Before I delve any further, rest assured that pelvic girdle pain is not harmful to your little bundle. What’s more, you can still expect to welcome them into the world with a normal vaginal birth. Without further ado then, here’s some of the common signs and symptoms of PGP to look out for:
• Pain in the pubic and groin area • Lower back or hip pain, spreading to thigh pain • Difficulty walking or pain on weight-bearing leg • Trouble getting comfortable on your side • Clicking or grinding in the pelvic area • Pain or difficulty with movement during sex
Aside from the physical indicators, you may feel emotional symptoms too if you find it hard to cope. Feelings of sadness, frustration or anger can have as much of an effect on your daily life as PGP. Please know that you’re not alone in trying to keep sane during the hormone rollercoaster and the pain is usually very treatable.
how to ease pelvic girdle pain in pregnancy
When the pain kicks in, rest assured there are ways to relieve pelvic pain in pregnancy. First and foremost, speak up. Just because there’s no risk to your baby doesn’t mean you should deal with it alone. And while it’s not uncommon in pregnancy, it’s not normal either. Seeking advice from your midwife, GP or obstetrician helps get an early diagnosis.
If you know you’re suffering from pelvic girdle pain, there’s plenty you can do to help minimise the symptoms. An important first step is seeing a physiotherapist who will gently manipulate your joints to help improve their movement. They’re also likely to give you a range of PGP exercises to perform at home between visits. And when not with the physiotherapist, there are small changes you can make to help lessen your pain and discomfort.

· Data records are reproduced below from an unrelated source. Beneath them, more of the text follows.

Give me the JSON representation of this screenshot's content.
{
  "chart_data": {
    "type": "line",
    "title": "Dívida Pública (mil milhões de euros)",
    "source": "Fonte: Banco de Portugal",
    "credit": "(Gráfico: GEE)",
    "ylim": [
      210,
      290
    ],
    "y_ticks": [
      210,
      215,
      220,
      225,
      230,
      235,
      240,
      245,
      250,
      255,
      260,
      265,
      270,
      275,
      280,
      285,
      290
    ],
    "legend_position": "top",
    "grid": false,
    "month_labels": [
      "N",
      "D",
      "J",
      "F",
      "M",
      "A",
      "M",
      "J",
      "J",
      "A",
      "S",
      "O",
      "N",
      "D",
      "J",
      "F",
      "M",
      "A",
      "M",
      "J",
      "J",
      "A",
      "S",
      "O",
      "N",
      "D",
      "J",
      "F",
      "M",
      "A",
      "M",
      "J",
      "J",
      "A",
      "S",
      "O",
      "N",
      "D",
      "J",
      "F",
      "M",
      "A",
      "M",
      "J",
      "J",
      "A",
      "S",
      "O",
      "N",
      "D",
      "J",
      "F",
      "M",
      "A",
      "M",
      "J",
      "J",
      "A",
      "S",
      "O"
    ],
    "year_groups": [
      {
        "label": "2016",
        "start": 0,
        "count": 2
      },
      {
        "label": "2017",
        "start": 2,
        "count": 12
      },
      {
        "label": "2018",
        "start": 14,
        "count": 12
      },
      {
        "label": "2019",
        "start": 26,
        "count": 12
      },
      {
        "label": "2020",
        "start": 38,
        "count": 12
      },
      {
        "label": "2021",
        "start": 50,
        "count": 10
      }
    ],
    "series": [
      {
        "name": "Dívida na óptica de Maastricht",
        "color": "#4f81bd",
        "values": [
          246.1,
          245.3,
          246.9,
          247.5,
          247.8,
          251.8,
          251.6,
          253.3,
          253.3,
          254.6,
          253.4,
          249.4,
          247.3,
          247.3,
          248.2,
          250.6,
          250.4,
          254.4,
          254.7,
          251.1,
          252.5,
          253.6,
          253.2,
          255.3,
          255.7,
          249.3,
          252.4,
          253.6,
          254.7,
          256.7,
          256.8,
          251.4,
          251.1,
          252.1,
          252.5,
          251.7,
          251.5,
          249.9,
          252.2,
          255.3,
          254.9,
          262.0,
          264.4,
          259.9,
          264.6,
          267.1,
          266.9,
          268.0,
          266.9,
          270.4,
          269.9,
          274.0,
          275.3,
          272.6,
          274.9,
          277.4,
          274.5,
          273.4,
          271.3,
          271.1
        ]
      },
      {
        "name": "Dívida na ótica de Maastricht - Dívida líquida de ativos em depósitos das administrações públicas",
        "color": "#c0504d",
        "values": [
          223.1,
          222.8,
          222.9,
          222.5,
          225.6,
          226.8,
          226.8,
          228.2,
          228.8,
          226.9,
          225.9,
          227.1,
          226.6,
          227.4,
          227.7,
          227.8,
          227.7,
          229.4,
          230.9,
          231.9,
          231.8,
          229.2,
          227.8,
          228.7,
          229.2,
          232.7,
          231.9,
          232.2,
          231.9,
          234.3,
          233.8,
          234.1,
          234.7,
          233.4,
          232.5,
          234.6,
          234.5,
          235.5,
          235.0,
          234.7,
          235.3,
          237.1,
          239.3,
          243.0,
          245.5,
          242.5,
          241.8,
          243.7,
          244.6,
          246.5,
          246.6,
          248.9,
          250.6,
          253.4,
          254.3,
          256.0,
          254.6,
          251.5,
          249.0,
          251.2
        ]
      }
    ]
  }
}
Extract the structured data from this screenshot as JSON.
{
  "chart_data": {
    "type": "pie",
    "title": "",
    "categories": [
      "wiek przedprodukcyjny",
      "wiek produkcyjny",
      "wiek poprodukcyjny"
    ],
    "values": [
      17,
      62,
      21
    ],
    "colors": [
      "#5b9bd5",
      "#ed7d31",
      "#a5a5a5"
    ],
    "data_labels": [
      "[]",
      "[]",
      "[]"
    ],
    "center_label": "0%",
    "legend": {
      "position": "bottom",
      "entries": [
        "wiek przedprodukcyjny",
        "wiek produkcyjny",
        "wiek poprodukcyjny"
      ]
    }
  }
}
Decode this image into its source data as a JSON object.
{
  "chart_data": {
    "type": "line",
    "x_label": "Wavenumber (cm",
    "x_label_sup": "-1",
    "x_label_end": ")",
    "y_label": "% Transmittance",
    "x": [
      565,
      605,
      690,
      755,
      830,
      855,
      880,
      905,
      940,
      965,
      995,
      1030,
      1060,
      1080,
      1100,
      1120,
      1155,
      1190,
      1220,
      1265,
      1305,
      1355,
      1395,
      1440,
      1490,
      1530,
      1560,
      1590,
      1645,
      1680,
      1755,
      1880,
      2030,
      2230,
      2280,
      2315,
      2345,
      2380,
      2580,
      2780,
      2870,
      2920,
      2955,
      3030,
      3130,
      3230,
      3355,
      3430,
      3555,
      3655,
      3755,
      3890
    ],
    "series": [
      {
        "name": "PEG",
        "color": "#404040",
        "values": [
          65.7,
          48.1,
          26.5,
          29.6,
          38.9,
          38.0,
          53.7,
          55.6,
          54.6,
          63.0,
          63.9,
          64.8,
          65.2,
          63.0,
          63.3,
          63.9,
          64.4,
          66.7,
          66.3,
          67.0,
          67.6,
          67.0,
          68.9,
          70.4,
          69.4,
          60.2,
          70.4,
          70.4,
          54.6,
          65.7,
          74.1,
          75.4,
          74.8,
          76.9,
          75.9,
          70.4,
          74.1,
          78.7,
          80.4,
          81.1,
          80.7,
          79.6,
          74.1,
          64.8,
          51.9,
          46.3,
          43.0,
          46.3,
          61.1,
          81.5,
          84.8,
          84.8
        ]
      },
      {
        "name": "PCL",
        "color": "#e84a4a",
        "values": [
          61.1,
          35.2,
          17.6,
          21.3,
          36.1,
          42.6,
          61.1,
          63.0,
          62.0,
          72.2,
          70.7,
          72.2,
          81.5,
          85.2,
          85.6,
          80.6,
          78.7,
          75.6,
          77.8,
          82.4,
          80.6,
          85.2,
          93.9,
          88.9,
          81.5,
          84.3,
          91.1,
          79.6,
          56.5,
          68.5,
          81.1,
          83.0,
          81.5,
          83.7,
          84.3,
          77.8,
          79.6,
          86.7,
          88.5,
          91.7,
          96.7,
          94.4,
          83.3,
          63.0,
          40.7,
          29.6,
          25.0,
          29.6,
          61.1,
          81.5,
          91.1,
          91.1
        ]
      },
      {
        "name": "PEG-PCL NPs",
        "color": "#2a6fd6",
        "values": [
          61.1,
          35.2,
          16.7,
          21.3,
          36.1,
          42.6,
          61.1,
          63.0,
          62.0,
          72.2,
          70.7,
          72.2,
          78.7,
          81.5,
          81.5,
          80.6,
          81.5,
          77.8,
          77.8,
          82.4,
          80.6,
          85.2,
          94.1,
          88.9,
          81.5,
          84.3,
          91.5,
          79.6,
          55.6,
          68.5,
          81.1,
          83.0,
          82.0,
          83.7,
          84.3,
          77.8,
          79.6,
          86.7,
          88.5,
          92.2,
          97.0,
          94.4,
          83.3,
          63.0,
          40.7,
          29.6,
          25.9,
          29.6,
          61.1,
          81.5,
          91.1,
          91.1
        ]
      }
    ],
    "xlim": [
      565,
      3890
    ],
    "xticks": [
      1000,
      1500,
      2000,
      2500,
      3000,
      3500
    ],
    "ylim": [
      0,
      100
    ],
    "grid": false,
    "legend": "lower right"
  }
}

Sleeping with pelvic girdle pain is made easier by putting a pillow between your knees as you lay on your side. And if it’s time to get dressed, doing so sitting down avoids putting all your weight on one leg, as does taking steps one at a time. Speaking of steps, move everything you need downstairs in the morning so you can relax with things close at hand. And relax you must! While staying active within the limits of your pain, it’s important to put your feet up too.
a little goes a long way
While I could be referring to imagination or cayenne pepper, I’m actually talking about help. Being a mum is hard enough work as it is! So whether you wear a maternity support belt, lean on crutches or on your family, make sure you don’t cope alone. If you need assistance with the kids, shopping or just getting comfy on the sofa, look to those around you. Hopefully, they can lend you a hand, or at the very least a cushion!